There are half a million cases of food poisoning each year in the UK, and one of the reasons we have stringent controls on who can sell food and drink, especially in unsealed containers, is to try to cut those figures down. And street stalls in general are regulated because we have a system of taxation, rights and responsibilities in this country which underpins our functioning society. Regulation is a social and economic good.

It’s also pretty unfair to criticise the hard-working public servants who acted in this case for doing the job they are no doubt underpaid to do. For the council to say “we expect our enforcement officers to show common sense” as they cancelled the fine is all very well, but I’m willing to bet they are given precious little leeway in their training when it comes to who gets fined and who doesn’t. If the council is handing out apologies, it likely should be issuing one to its officers as well.

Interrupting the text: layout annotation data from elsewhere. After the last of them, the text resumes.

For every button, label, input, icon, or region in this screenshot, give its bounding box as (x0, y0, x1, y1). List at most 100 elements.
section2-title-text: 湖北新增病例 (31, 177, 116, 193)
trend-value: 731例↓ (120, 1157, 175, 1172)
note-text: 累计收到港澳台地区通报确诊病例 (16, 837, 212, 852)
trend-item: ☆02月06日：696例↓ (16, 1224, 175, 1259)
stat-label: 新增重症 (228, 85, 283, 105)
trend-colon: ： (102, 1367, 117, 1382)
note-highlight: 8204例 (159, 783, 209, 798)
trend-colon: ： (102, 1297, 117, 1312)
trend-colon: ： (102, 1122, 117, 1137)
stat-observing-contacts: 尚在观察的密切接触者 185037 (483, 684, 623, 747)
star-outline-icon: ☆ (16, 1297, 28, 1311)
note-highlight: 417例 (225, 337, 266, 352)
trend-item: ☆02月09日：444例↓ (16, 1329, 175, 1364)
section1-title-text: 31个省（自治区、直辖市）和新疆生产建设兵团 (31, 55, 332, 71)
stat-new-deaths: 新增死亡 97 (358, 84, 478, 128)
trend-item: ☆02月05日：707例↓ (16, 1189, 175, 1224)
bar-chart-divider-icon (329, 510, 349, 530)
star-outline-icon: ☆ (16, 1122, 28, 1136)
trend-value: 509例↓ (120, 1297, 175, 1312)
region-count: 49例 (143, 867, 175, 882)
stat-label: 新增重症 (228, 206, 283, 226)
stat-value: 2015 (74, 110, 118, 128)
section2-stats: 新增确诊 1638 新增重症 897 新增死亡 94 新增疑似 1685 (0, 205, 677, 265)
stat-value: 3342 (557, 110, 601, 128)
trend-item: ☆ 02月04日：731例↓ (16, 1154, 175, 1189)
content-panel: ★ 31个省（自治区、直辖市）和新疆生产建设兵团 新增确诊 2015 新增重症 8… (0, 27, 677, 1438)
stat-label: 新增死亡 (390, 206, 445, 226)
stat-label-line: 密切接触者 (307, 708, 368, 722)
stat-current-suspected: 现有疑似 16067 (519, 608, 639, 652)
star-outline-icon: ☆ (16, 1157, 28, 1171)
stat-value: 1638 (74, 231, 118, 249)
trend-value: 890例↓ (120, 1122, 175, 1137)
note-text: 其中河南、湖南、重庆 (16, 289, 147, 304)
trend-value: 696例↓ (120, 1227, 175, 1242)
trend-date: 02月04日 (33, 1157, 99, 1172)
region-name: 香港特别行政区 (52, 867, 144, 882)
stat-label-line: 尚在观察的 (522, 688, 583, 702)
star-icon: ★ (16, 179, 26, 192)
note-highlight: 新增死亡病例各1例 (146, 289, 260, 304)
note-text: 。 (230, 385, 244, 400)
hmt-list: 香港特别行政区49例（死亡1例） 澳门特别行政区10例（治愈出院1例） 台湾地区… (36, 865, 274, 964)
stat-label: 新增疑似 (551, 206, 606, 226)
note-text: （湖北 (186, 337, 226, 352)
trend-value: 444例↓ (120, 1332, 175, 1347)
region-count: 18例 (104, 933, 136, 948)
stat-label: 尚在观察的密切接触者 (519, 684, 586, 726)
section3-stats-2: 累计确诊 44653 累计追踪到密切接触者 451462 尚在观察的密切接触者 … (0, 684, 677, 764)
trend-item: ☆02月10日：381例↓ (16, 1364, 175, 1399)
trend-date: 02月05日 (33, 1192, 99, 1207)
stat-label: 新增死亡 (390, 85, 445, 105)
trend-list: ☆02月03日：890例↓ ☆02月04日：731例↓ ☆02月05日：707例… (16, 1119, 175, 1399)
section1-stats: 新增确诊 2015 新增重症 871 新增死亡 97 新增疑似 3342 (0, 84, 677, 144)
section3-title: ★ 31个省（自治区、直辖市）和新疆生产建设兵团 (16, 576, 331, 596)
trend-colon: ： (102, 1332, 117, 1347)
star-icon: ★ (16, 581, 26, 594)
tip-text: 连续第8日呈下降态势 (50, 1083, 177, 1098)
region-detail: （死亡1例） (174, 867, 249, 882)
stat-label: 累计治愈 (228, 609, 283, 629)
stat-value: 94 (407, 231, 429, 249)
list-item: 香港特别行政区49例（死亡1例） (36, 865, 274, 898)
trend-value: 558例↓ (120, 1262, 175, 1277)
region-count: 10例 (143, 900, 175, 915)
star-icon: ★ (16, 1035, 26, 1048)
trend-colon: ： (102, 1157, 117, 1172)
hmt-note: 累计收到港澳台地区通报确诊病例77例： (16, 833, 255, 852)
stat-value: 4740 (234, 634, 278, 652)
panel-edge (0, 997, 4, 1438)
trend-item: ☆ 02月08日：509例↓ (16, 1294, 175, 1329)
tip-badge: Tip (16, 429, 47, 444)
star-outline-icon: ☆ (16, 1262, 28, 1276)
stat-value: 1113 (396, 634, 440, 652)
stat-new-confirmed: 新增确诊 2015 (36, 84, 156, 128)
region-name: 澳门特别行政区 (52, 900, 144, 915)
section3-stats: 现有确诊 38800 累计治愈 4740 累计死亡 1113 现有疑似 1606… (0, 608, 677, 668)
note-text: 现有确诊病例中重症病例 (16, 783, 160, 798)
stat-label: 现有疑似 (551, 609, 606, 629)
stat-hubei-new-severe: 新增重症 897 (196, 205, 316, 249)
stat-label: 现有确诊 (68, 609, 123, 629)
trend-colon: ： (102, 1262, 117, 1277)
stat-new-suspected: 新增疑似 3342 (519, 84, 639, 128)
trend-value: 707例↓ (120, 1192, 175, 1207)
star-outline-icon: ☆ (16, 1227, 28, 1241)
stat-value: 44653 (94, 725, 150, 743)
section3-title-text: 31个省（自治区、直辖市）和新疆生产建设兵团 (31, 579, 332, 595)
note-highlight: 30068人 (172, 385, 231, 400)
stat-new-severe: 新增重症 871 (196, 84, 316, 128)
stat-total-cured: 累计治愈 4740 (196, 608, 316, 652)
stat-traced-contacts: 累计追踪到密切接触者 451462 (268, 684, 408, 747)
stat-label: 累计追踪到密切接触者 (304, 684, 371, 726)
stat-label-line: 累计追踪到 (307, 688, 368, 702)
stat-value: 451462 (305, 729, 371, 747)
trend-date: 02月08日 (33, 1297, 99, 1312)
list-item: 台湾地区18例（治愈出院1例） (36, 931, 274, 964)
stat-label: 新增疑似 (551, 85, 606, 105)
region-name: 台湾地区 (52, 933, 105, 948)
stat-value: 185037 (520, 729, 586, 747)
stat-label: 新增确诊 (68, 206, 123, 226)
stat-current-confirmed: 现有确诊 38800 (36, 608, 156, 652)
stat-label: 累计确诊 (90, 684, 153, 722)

“But these are decent folk being persecuted by a nanny state,” I hear you cry. And I stand impervious, I’m afraid. Because I’ve heard that line a lot recently and it’s beginning to grate.

It’s the same argument used against speed cameras and parking fines. How often have you heard those caught out proclaim themselves as “law-abiding citizens” and bemoan the infringement of their freedom? I have news for you: if you break the speed limit, or park illegally, or indeed break health and safety or trading regulations, you are not a law-abiding citizen. You’re actually the one who’s in the wrong.

And rarely is ignorance an excuse. Speed limits and parking regulations are posted clearly. In the case of the now famous lemonade stand, the father in question is even quoted as saying “I thought that they would just tell us to pack up and go home.” So he knew he was breaking the rules. He just didn’t think the consequences should apply to him.

A culture of entitlement, and a belief that rules are for other people but not us, is a disease gripping middle Britain. It is demonstrated in many different ways, from the driver telling the cyclist that she has no right to be on the road because she doesn’t pay road tax (I know), to the father holding up his daughter’s tears to get out of a fine.

I know, I’m a monster. But hooray for the enforcers, I say.